Collection and use of expertise

There was no need for external expertise.

Impact assessment

The proposed Decision aims at simplifying VAT collection and VAT obligations in relation to fuel expenditure for company cars partly used for non-business purposes and has therefore a potential positive impact.

For taxable persons, who would opt for this system, it reduces administrative burdens and compliance costs by removing the need to keep detailed mileage records on each company car for VAT purposes. Such record keeping requirements are likely to be time consuming and often impose significant administrative burdens for relatively small amounts of tax. It is indicated that this option, thanks to the simplification it offers, avoids the pitfalls of having businesses opting out of their recovery right of VAT on fuel used for business purposes. It was also indicated that the special measure provides taxable persons with legal certainty.

The simplification method also reduces burdens for the tax authorities, which would otherwise be required to audit numerous individual cases.

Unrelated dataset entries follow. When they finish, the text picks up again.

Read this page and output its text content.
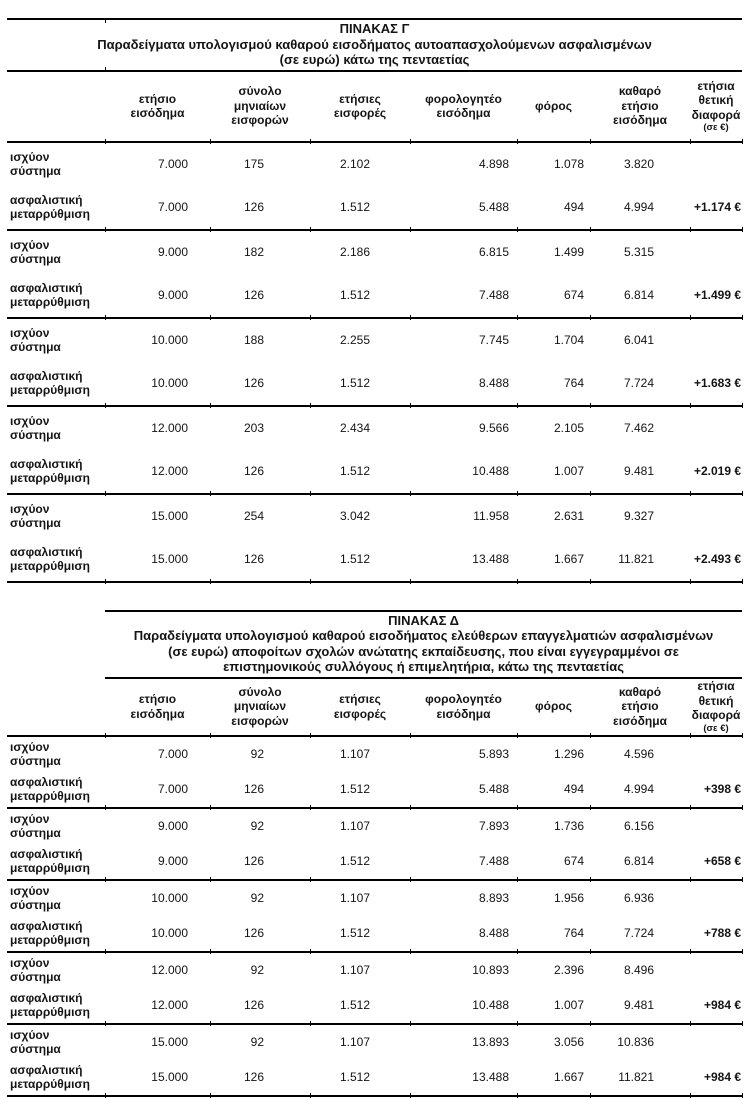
ΠΙΝΑΚΑΣ Γ
Παραδείγματα υπολογισμού καθαρού εισοδήματος αυτοαπασχολούμενων ασφαλισμένων
(σε ευρώ) κάτω της πενταετίας							
	ετήσιο
εισόδημα	σύνολο
μηνιαίων
εισφορών	ετήσιες
εισφορές	φορολογητέο
εισόδημα	φόρος	καθαρό
ετήσιο
εισόδημα	ετήσια
θετική
διαφορά
(σε €)

ισχύον
σύστημα	7.000	175	2.102	4.898	1.078	3.820	
ασφαλιστική
μεταρρύθμιση	7.000	126	1.512	5.488	494	4.994	+1.174 €
ισχύον
σύστημα	9.000	182	2.186	6.815	1.499	5.315	
ασφαλιστική
μεταρρύθμιση	9.000	126	1.512	7.488	674	6.814	+1.499 €
ισχύον
σύστημα	10.000	188	2.255	7.745	1.704	6.041	
ασφαλιστική
μεταρρύθμιση	10.000	126	1.512	8.488	764	7.724	+1.683 €
ισχύον
σύστημα	12.000	203	2.434	9.566	2.105	7.462	
ασφαλιστική
μεταρρύθμιση	12.000	126	1.512	10.488	1.007	9.481	+2.019 €
ισχύον
σύστημα	15.000	254	3.042	11.958	2.631	9.327	
ασφαλιστική
μεταρρύθμιση	15.000	126	1.512	13.488	1.667	11.821	+2.493 €
	ΠΙΝΑΚΑΣ Δ
Παραδείγματα υπολογισμού καθαρού εισοδήματος ελεύθερων επαγγελματιών ασφαλισμένων
(σε ευρώ) αποφοίτων σχολών ανώτατης εκπαίδευσης, που είναι εγγεγραμμένοι σε
επιστημονικούς συλλόγους ή επιμελητήρια, κάτω της πενταετίας						
	ετήσιο
εισόδημα	σύνολο
μηνιαίων
εισφορών	ετήσιες
εισφορές	φορολογητέο
εισόδημα	φόρος	καθαρό
ετήσιο
εισόδημα	ετήσια
θετική
διαφορά
(σε €)

ισχύον
σύστημα	7.000	92	1.107	5.893	1.296	4.596	
ασφαλιστική
μεταρρύθμιση	7.000	126	1.512	5.488	494	4.994	+398 €
ισχύον
σύστημα	9.000	92	1.107	7.893	1.736	6.156	
ασφαλιστική
μεταρρύθμιση	9.000	126	1.512	7.488	674	6.814	+658 €
ισχύον
σύστημα	10.000	92	1.107	8.893	1.956	6.936	
ασφαλιστική
μεταρρύθμιση	10.000	126	1.512	8.488	764	7.724	+788 €
ισχύον
σύστημα	12.000	92	1.107	10.893	2.396	8.496	
ασφαλιστική
μεταρρύθμιση	12.000	126	1.512	10.488	1.007	9.481	+984 €
ισχύον
σύστημα	15.000	92	1.107	13.893	3.056	10.836	
ασφαλιστική
μεταρρύθμιση	15.000	126	1.512	13.488	1.667	11.821	+984 €
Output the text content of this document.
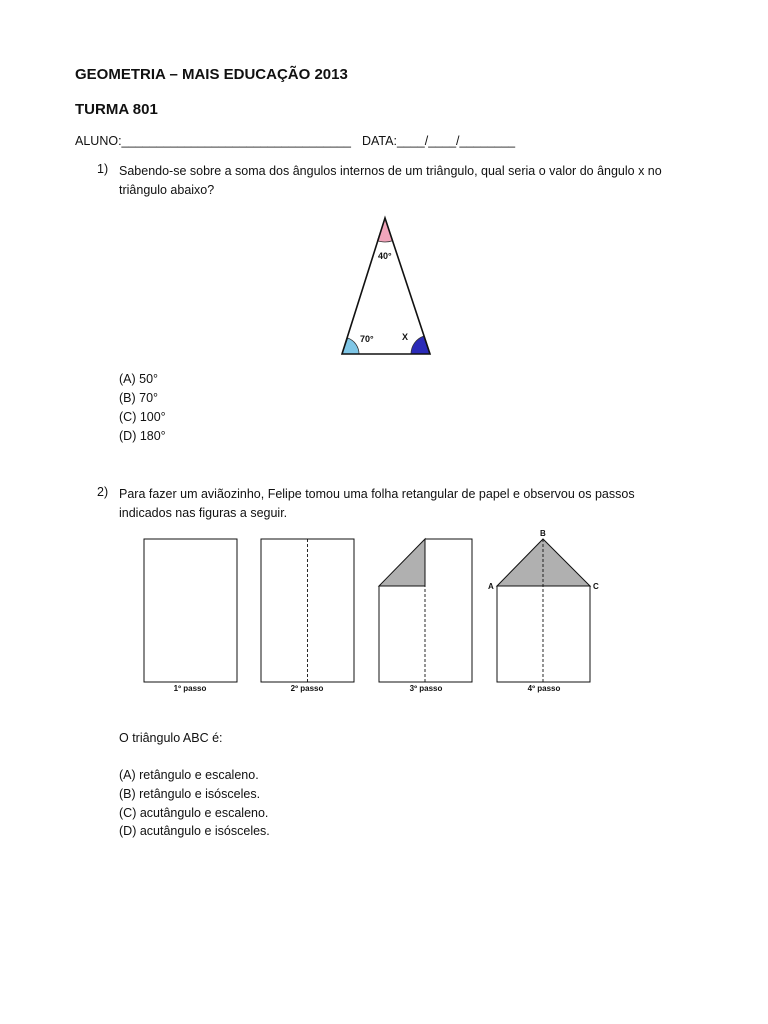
GEOMETRIA – MAIS EDUCAÇÃO 2013
TURMA 801
ALUNO:_________________________________ DATA:____/____/________
1) Sabendo-se sobre a soma dos ângulos internos de um triângulo, qual seria o valor do ângulo x no
triângulo abaixo?
40°
70°	X
(A) 50°
(B) 70°
(C) 100°
(D) 180°
2) Para fazer um aviãozinho, Felipe tomou uma folha retangular de papel e observou os passos
indicados nas figuras a seguir.
1º passo	2º passo	3º passo
A
B
C
4º passo
O triângulo ABC é:
(A) retângulo e escaleno.
(B) retângulo e isósceles.
(C) acutângulo e escaleno.
(D) acutângulo e isósceles.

Nevertheless, because of the narrow scope of the derogation and the limited application in time, the impact will in any case be limited.

4. BUDGETARY IMPLICATIONS

The measure will have no adverse impact on the Union's own resources accruing from VAT. In this context, it is reminded that, in accordance with the second paragraph of Article 8 of the Protocol, revenues resulting from transactions that are taxable in Northern Ireland shall not be remitted to the EU.

5. OTHER ELEMENTS

Implementation plans and monitoring, evaluation and reporting arrangements

The proposal includes a sunset clause; an automatic time limit which is set at 31 December 2026.